Prendete il frontman dei Blur, quello che poi ha tirato su i Gorillaz e che sta dietro ai cartoni animati della band, oltre che a tutta la loro musica.
Aggiungeteci il chitarrista dei Verve, e il bassista dei Clash.
Mettete alla batteria un settantanovenne che gli anni li compie il giorno dello sbarco sulla Luna, che ha suonato (e non solo suonato…) per anni con Fela Kuti.
Prima di attaccare l’amplificatore buttate nel mucchio un quartetto d’archi, un percussionista e un tizio al synth.
Potrebbe uscirne fuori un troiaio o un miracolo, e dal mio punto di vista è qualcosa di molto simile al secondo: sono The good, the bad and the Queen.
Il gruppo è qualcosa di difficilmente raccontabile a parole, purtroppo quella di Lucca è stata la loro unica data in Italia, ma se vi capitano a tiro in qualche angolo del mondo vi consiglio di mollare tutto e andarli a sentire.
Damon Albarn li ha tirati su a metà anni 2000, il loro disco di esordio era omonimo e raccontava la vita in Inghilterra negli anni ’90. Quelli dei Blur, appunto. Accanto a Albarn, alle chitarre c’era e c’è Simon Tong (Bitter sweet symphony l’avrete sentita, no?), Paul Simonon si occupa del basso come quando aveva accanto Joe Strummer, e l’ineffabile vecchietto Tony Allen sta dietro una batteria che domina il resto della scena.
Quattro ragazze danno corpo sinfonico alla musica dei ragazzacci, e quando non suonano usano gli archetti per guidare gli applausi della folla.
Il concerto è volato via in un’ora e mezza, in cui sono stati suonati pezzi dal primo e dal secondo disco, uscito a più di dieci anni dall’esordio. La scansione temporale definisce cosa e’ per Albarn “The good, the bad and the Queen”: un raffinatissimo hobby, dove le cose si fanno con calma finchè non riescono perfette.
Il disco del 2018 si chiama “Merrie Land”, e parla ancora una volta dell’Inghilterra, ma di quella attuale, quella in cui, a dirla con Damon dell’altro sabato: “our politics is fucked up, but also your politics is fucked up” (ovviamente rivolto al pubblico).
Vi faccio sentire come è iniziato e come è finito il concerto.

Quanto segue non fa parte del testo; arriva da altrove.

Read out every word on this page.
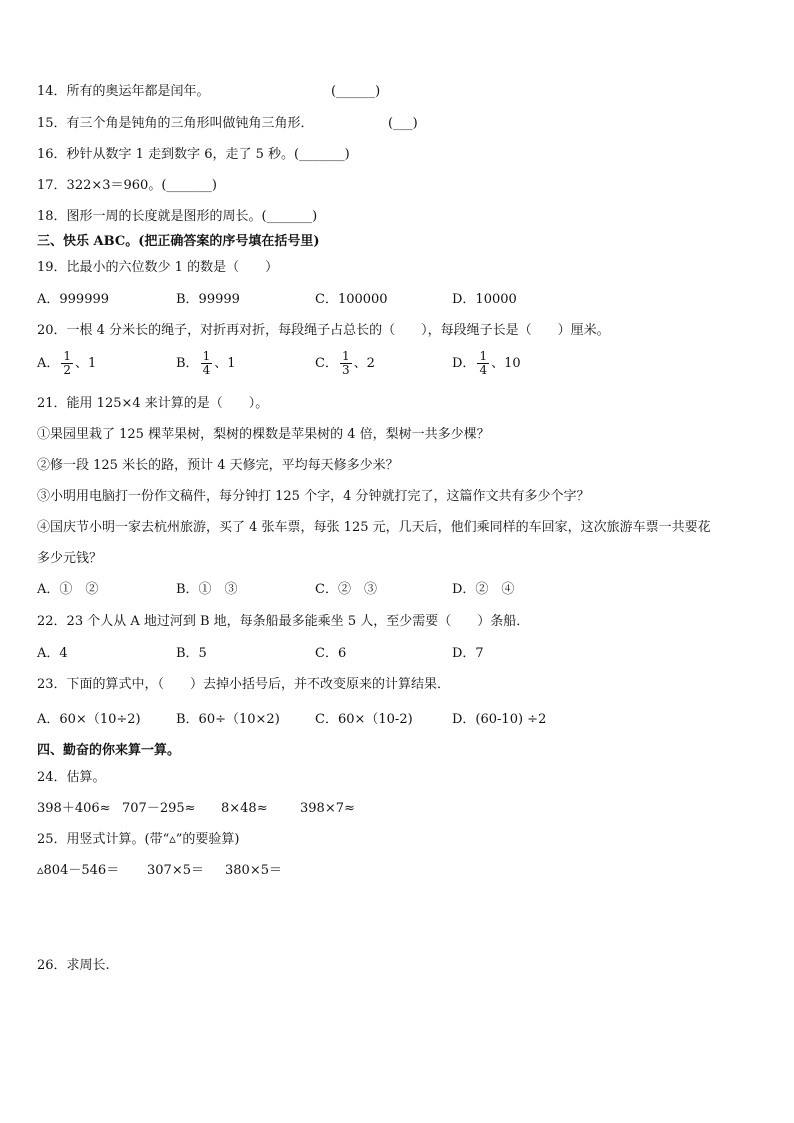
14．所有的奥运年都是闰年。	(______)
15．有三个角是钝角的三角形叫做钝角三角形．	(___)
16．秒针从数字 1 走到数字 6，走了 5 秒。(_______)
17．322×3＝960。(_______)
18．图形一周的长度就是图形的周长。(_______)
三、快乐 ABC。(把正确答案的序号填在括号里)
19．比最小的六位数少 1 的数是（　　）
A．999999	B．99999	C．100000	D．10000
20．一根 4 分米长的绳子，对折再对折，每段绳子占总长的（　　），每段绳子长是（　　）厘米。
A． $\frac{1}{2}$ 、1	B． $\frac{1}{4}$ 、1	C． $\frac{1}{3}$ 、2	D． $\frac{1}{4}$ 、10
21．能用 125×4 来计算的是（　　）。
①果园里栽了 125 棵苹果树，梨树的棵数是苹果树的 4 倍，梨树一共多少棵？
②修一段 125 米长的路，预计 4 天修完，平均每天修多少米？
③小明用电脑打一份作文稿件，每分钟打 125 个字，4 分钟就打完了，这篇作文共有多少个字？
④国庆节小明一家去杭州旅游，买了 4 张车票，每张 125 元，几天后，他们乘同样的车回家，这次旅游车票一共要花
多少元钱？
A．①　②	B．①　③	C．②　③	D．②　④
22．23 个人从 A 地过河到 B 地，每条船最多能乘坐 5 人，至少需要（　　）条船．
A．4	B．5	C．6	D．7
23．下面的算式中，（　　）去掉小括号后，并不改变原来的计算结果．
A．60×（10÷2)	B．60÷（10×2)	C．60×（10-2)	D．(60-10) ÷2
四、勤奋的你来算一算。
24．估算。
398＋406≈ 707－295≈ 8×48≈ 398×7≈
25．用竖式计算。(带“▵”的要验算)
▵804－546＝ 307×5＝ 380×5＝
26．求周长.
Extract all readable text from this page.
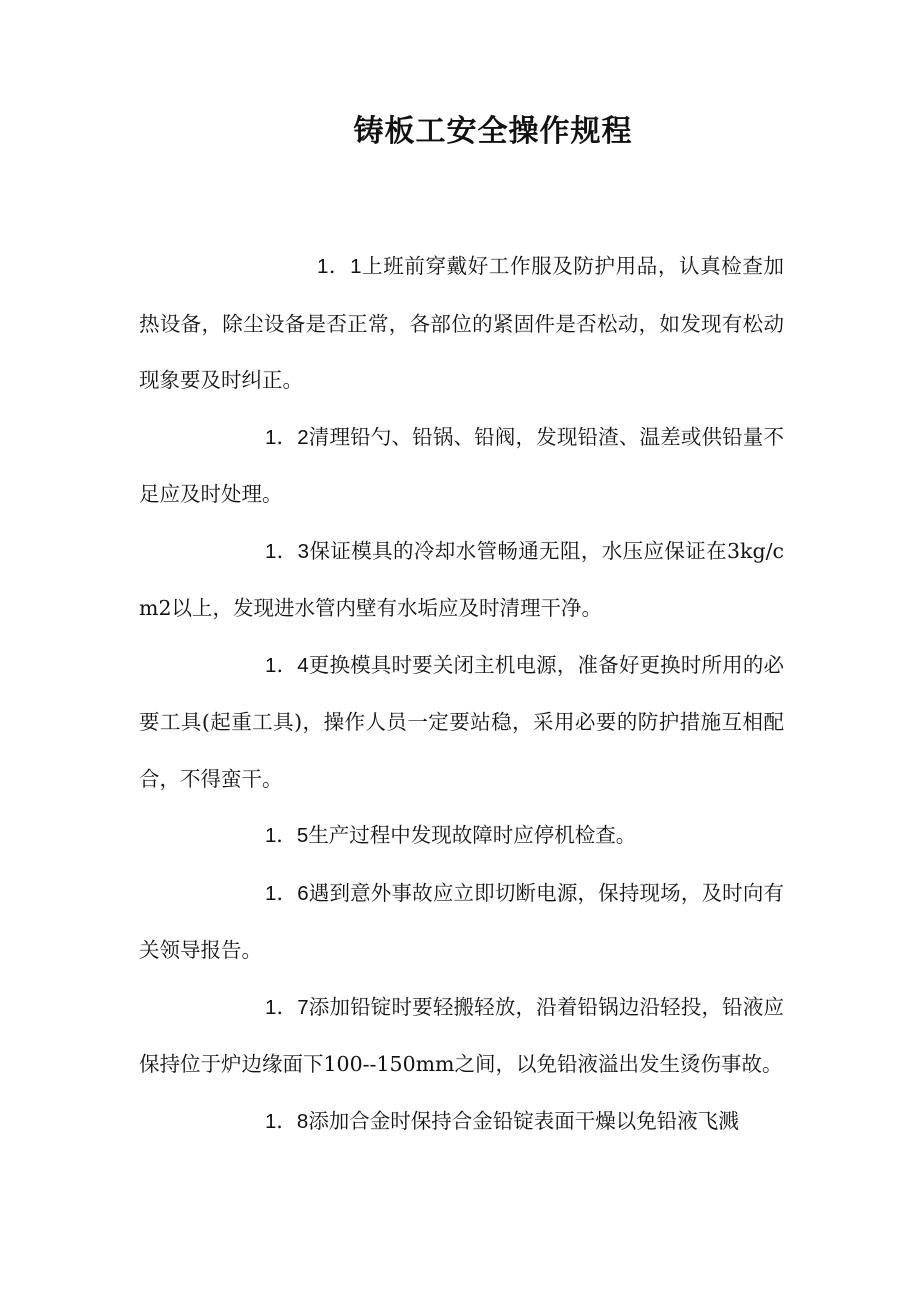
铸板工安全操作规程

1．1上班前穿戴好工作服及防护用品，认真检查加热设备，除尘设备是否正常，各部位的紧固件是否松动，如发现有松动现象要及时纠正。

1．2清理铅勺、铅锅、铅阀，发现铅渣、温差或供铅量不足应及时处理。

1．3保证模具的冷却水管畅通无阻，水压应保证在3kg/cm2以上，发现进水管内壁有水垢应及时清理干净。

1．4更换模具时要关闭主机电源，准备好更换时所用的必要工具(起重工具)，操作人员一定要站稳，采用必要的防护措施互相配合，不得蛮干。

1．5生产过程中发现故障时应停机检查。

1．6遇到意外事故应立即切断电源，保持现场，及时向有关领导报告。

1．7添加铅锭时要轻搬轻放，沿着铅锅边沿轻投，铅液应保持位于炉边缘面下100--150mm之间，以免铅液溢出发生烫伤事故。

1．8添加合金时保持合金铅锭表面干燥以免铅液飞溅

Il primo pezzo è quello che da il nome all’ultimo album. Suonato il 20 luglio, con l’allunaggio dell’Eagle proiettato prima sui maxischermi del concerto, perchè “you can fly to the Moon”, ci canta Damon. Eccovi Merrie Land:
L’ultimo è quello che chiude il primo disco, ed è un pezzo che dal vivo gli viene in maniera spettacolare. Questo concerto qua sotto vi da un’idea, ma sabato è stato molto, molto meglio, con Damon che incitava Allen a pestare più velocemente sui tamburi “Faster, Tony, faaaaster!”. Ecco The good, the bad and the Queen:
Si sono divertiti tutti, al concerto: gli spettatori ma anche i musicisti, spesso sorridenti e complici l’un l’altro come solo chi ama quello che sta facendo puo’ fare.
E come dar loro torto? Questa è gran musica.